Cockayne syndrome (CS) is a DNA repair syndrome characterized by a broad spectrum of clinical manifestations such as neurodegeneration, premature aging, developmental impairment, photosensitivity and other symptoms. Mutations in Cockayne syndrome protein B (CSB) are present in the vast majority of CS patients and in other DNA repair-related pathologies. In the literature, the role of CSB in different DNA repair pathways has been highlighted, however, new CSB functions have been identified in DNA transcription, mitochondrial biology, telomere maintenance and p53 regulation. Herein, we present an overview of identified structural elements and processes that impact on CSB activity and its post-translational modifications, known to balance the different roles of the protein not only during normal conditions but most importantly in stress situations. Moreover, since CSB has been found to be overexpressed in a number of different tumors, its role in cancer is presented and possible therapeutic targeting is discussed.

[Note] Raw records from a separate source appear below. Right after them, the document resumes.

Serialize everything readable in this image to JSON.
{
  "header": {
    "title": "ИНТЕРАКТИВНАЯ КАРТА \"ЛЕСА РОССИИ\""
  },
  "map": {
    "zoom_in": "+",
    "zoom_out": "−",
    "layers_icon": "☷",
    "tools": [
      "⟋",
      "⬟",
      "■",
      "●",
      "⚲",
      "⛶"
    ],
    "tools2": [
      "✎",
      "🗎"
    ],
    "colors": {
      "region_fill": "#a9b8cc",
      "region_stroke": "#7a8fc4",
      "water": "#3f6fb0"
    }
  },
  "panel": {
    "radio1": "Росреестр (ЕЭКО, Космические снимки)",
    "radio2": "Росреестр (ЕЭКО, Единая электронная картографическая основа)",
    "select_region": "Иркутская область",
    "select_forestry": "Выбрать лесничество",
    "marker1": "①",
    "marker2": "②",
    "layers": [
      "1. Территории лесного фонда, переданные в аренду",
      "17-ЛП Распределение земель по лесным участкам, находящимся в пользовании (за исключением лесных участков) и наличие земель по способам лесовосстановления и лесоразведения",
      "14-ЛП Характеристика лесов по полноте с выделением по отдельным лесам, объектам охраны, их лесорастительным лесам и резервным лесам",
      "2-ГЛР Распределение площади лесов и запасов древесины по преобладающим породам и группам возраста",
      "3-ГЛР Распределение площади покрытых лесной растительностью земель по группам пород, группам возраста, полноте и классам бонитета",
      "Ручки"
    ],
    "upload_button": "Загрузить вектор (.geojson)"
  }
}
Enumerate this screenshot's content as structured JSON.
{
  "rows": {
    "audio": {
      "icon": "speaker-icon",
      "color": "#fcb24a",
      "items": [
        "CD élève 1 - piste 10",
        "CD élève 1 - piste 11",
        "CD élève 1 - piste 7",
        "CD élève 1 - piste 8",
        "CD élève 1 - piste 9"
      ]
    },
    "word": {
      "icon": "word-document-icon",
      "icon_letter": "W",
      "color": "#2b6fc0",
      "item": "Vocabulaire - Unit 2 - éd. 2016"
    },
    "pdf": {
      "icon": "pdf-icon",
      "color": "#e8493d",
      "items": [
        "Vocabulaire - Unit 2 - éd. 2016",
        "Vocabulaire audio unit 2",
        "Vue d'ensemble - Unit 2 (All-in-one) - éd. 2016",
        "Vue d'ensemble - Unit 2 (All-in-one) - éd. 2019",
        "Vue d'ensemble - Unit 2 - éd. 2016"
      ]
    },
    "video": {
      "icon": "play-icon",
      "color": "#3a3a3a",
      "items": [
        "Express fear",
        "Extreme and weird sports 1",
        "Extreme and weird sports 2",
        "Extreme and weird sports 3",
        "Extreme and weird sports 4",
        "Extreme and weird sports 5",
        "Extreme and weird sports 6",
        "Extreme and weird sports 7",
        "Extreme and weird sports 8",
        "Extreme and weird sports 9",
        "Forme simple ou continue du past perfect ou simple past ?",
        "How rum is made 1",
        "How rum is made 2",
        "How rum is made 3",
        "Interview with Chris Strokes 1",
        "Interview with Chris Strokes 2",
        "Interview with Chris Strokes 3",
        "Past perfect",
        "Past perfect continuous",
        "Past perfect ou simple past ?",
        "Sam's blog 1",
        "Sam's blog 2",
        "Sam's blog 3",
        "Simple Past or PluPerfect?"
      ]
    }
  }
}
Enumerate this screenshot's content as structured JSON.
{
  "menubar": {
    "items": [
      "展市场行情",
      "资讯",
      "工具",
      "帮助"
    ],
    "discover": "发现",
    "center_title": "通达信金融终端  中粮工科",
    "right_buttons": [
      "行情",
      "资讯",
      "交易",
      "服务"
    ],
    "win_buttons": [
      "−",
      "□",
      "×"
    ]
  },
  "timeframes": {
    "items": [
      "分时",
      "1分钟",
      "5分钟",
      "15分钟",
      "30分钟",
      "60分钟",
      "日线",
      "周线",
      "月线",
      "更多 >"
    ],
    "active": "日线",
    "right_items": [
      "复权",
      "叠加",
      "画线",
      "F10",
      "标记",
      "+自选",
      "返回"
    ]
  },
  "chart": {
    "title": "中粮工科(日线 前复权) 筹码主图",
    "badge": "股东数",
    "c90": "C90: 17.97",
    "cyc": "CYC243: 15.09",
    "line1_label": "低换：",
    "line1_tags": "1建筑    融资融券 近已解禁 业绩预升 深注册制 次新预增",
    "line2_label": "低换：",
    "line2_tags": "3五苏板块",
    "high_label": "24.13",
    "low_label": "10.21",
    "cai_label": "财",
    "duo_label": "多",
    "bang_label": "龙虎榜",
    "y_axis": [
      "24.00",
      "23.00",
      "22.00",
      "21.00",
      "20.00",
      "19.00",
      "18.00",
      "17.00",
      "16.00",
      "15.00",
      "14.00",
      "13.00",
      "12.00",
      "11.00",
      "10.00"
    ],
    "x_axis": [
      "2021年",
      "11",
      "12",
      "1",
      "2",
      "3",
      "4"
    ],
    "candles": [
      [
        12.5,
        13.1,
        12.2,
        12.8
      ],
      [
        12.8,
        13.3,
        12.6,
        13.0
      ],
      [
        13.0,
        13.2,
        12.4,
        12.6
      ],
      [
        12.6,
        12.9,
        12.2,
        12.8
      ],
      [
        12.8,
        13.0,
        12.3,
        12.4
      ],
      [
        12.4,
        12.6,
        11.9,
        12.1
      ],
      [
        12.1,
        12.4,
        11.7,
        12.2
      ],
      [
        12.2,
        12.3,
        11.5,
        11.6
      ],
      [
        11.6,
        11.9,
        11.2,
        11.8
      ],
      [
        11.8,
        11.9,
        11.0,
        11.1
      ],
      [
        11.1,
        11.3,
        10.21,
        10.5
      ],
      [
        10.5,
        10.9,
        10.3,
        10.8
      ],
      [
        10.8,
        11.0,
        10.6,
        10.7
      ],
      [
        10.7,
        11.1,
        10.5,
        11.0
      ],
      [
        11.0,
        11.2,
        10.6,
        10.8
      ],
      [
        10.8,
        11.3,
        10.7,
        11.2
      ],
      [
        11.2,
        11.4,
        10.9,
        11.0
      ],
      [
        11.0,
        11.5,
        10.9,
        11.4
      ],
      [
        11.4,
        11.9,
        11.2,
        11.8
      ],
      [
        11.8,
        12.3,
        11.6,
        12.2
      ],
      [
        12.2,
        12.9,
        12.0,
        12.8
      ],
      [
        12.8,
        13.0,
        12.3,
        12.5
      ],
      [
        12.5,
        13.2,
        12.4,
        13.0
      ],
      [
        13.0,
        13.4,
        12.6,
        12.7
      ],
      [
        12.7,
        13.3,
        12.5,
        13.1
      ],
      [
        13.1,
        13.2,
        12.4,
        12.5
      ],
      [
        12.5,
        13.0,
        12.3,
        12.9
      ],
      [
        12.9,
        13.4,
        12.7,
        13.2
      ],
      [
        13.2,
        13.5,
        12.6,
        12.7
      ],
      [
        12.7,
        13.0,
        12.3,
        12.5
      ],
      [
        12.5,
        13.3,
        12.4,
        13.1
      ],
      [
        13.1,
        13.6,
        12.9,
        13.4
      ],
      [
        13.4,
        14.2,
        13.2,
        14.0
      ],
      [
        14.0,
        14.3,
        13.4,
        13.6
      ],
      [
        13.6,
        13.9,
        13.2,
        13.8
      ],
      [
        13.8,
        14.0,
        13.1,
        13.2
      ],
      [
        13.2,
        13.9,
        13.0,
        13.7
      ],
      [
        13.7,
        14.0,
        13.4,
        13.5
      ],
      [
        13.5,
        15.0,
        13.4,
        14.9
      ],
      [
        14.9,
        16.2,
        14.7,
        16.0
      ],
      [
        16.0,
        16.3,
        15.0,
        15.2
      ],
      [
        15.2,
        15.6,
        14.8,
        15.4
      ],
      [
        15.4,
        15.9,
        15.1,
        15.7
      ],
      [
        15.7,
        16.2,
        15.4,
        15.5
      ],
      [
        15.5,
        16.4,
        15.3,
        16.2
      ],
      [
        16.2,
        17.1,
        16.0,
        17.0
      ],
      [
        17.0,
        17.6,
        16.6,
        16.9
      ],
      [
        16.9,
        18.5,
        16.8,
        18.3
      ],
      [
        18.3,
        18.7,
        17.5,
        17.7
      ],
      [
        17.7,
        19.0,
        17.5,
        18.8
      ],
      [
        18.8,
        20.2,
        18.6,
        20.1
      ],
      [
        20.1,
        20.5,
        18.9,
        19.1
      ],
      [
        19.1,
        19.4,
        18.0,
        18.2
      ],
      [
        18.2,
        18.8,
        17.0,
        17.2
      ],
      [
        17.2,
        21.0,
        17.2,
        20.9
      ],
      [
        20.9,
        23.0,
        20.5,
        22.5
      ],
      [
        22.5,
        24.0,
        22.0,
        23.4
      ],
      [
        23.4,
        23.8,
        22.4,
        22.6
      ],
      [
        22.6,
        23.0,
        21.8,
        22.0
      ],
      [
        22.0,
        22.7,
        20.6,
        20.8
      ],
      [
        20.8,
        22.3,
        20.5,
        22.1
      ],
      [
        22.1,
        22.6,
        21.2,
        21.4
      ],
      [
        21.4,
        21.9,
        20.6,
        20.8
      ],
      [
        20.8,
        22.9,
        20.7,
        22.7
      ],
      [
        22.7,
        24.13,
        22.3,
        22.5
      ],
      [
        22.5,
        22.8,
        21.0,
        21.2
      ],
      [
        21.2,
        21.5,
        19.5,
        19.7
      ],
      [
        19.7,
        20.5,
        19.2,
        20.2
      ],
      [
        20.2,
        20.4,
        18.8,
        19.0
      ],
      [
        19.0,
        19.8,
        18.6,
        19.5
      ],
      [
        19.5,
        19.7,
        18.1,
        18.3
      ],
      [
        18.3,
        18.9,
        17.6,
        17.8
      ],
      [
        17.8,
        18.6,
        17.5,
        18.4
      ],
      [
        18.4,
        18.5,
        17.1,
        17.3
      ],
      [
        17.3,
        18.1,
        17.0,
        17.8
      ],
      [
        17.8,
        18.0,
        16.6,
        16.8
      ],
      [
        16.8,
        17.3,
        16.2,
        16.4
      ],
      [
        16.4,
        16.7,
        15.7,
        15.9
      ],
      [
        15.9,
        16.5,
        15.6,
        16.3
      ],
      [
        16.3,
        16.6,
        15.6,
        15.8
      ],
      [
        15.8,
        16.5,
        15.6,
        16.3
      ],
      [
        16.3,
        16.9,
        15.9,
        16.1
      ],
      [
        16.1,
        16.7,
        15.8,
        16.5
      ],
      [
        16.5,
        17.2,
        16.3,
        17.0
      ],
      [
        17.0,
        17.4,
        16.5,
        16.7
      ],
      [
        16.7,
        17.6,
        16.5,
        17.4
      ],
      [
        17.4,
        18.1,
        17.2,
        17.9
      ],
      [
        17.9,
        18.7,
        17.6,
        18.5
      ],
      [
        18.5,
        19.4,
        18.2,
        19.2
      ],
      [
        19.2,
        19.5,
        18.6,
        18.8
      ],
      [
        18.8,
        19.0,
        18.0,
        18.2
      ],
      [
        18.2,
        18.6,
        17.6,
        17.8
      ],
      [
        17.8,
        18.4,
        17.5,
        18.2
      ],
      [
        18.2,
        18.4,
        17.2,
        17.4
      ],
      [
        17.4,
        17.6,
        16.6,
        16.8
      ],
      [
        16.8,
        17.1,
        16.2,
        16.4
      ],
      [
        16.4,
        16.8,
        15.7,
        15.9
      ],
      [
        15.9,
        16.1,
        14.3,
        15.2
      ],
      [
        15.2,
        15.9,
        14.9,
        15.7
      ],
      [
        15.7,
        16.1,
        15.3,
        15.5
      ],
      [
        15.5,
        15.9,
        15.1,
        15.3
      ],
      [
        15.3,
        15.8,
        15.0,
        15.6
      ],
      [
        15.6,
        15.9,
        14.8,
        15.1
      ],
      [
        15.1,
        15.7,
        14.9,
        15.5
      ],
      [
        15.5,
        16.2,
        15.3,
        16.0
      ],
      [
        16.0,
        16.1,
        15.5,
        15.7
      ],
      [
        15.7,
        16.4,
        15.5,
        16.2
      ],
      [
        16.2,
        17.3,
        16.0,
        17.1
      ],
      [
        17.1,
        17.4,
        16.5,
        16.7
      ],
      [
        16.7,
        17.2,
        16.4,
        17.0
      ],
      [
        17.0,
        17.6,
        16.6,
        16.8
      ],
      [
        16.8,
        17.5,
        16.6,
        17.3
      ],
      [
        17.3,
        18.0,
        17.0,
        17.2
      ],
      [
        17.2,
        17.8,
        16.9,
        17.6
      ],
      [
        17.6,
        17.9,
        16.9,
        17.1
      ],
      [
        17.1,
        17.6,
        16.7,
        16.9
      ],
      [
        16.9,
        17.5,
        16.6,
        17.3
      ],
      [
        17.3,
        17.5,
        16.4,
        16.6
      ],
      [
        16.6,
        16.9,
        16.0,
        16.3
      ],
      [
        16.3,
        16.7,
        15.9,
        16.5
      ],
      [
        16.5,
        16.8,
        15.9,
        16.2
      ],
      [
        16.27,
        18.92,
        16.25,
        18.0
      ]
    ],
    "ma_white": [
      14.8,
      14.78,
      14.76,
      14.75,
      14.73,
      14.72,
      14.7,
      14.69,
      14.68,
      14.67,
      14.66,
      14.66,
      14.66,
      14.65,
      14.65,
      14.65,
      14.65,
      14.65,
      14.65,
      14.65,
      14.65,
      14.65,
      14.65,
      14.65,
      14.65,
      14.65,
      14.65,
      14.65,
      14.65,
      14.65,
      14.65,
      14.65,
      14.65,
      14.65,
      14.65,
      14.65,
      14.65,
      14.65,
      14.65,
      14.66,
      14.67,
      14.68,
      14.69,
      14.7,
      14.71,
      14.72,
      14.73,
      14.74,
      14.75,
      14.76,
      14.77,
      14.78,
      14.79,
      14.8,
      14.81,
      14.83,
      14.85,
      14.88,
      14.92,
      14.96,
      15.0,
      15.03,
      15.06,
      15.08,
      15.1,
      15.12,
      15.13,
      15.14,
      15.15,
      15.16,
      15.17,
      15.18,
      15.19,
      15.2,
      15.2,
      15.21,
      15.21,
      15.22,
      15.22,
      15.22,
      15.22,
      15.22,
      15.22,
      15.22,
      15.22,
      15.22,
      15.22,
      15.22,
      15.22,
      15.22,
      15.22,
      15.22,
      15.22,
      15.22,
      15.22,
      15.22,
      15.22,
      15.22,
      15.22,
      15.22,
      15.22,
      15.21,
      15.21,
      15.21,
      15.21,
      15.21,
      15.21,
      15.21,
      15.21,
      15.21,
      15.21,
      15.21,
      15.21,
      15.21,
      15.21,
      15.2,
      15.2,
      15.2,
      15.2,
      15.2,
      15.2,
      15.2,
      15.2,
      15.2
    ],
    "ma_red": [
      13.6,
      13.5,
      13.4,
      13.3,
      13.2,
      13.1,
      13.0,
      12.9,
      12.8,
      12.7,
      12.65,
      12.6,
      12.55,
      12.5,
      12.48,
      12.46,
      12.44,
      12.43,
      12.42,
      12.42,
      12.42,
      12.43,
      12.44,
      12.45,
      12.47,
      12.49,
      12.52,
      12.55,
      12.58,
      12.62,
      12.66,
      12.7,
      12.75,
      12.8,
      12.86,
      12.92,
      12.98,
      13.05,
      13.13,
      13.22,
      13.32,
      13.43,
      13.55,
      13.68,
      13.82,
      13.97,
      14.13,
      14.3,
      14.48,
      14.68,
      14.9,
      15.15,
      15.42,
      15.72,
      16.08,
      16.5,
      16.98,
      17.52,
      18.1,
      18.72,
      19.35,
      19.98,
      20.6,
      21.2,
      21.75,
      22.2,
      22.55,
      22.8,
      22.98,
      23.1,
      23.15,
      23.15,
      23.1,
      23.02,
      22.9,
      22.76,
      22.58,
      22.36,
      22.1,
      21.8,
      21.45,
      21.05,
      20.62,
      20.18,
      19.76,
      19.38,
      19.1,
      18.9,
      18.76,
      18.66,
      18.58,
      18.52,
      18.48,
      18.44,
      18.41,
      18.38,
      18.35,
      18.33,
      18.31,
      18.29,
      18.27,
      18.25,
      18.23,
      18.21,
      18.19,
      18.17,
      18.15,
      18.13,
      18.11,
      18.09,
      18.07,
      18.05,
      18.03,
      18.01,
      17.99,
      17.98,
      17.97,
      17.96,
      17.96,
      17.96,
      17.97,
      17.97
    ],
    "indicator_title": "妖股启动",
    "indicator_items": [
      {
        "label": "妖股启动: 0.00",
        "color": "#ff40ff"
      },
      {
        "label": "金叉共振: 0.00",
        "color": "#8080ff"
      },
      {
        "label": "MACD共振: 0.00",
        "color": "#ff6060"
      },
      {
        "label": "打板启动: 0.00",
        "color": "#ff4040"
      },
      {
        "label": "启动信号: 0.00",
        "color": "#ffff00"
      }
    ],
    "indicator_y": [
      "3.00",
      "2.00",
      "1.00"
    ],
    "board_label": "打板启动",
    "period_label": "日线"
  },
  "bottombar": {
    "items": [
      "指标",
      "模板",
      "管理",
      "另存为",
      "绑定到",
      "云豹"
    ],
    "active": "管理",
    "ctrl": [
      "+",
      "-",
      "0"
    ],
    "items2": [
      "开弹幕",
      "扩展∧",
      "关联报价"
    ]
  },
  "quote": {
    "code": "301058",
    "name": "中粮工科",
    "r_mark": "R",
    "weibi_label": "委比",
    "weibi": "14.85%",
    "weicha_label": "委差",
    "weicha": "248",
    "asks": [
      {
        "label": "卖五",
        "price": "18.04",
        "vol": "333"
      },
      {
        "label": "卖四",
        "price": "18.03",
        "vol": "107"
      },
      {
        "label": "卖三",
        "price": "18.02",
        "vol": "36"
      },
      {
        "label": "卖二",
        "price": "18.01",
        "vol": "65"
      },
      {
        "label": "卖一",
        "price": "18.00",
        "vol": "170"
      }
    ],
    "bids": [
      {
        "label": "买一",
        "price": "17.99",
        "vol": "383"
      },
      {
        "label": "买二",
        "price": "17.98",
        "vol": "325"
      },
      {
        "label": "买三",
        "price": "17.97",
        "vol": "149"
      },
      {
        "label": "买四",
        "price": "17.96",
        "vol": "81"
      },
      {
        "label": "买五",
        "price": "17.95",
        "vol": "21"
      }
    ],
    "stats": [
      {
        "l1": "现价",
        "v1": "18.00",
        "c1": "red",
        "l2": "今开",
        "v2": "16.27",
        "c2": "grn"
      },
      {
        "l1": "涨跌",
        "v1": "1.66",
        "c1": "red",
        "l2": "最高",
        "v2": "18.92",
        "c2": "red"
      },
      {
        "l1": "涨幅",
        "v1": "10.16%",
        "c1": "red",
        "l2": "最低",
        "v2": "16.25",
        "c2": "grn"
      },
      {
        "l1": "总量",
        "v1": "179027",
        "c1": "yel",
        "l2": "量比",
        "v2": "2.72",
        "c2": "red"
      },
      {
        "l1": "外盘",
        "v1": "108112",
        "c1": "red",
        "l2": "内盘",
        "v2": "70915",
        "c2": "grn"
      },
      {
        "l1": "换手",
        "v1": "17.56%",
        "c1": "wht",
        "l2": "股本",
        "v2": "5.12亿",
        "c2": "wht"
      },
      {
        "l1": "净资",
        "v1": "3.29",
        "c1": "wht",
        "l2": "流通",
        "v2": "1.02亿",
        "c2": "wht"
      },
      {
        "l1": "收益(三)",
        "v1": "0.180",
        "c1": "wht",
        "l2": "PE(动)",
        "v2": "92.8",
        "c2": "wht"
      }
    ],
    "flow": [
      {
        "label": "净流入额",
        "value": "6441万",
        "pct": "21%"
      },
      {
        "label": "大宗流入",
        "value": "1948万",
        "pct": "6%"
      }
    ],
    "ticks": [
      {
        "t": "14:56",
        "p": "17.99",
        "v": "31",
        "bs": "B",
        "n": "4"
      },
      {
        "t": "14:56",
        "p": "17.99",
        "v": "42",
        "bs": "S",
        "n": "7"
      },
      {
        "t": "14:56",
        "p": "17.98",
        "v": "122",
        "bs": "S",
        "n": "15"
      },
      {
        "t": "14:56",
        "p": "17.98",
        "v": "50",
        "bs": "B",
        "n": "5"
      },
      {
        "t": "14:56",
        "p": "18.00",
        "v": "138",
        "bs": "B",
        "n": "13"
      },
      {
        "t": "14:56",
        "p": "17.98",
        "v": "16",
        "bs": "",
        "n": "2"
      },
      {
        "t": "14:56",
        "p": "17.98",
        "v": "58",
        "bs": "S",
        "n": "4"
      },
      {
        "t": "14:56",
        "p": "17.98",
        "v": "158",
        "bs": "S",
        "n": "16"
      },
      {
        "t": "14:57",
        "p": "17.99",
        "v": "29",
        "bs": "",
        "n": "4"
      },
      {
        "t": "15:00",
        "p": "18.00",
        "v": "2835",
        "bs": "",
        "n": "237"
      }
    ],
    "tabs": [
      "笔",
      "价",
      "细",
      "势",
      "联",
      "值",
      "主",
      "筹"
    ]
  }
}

Keywords: CSB; Cockayne syndrome; Cockayne syndrome pathologies; Cockayne syndrome protein B; ERCC6; cancer.

Figure 1

(A) Schematic representation of Cockayne syndrome protein B (CSB) structure. (B) Crystal structures of ERCC6 proteins (i) A ribbon representation of the N-terminal coiled coil domain of the human ERCC6 (PDB id: 4cvo; Uniprot id: q03468); (ii) the structure of the winged helix domain of a specific ERCC6 variant (PDB id: 6a6i; Uniprot id: q59ff6) in complex with ubiquitin (ERCC6 ribbon: blue, ubiquitin ribbon: red) [46,47].

Figure 2

Multifunctional role of CSB (A) and related pathologies (B). Abbreviations: TC-NER: Transcription-Coupled Nucleotide Excision Repair, BER: Base Excision Repair, NHEJ: Non-Homologous End Joining, HR: Homologous Recombination, DSBs: Double-Strand Breaks, COFS: Cerebro-Oculo-Facio-Skeletal Syndrome, UVSS: UV-Sensitive Syndrome.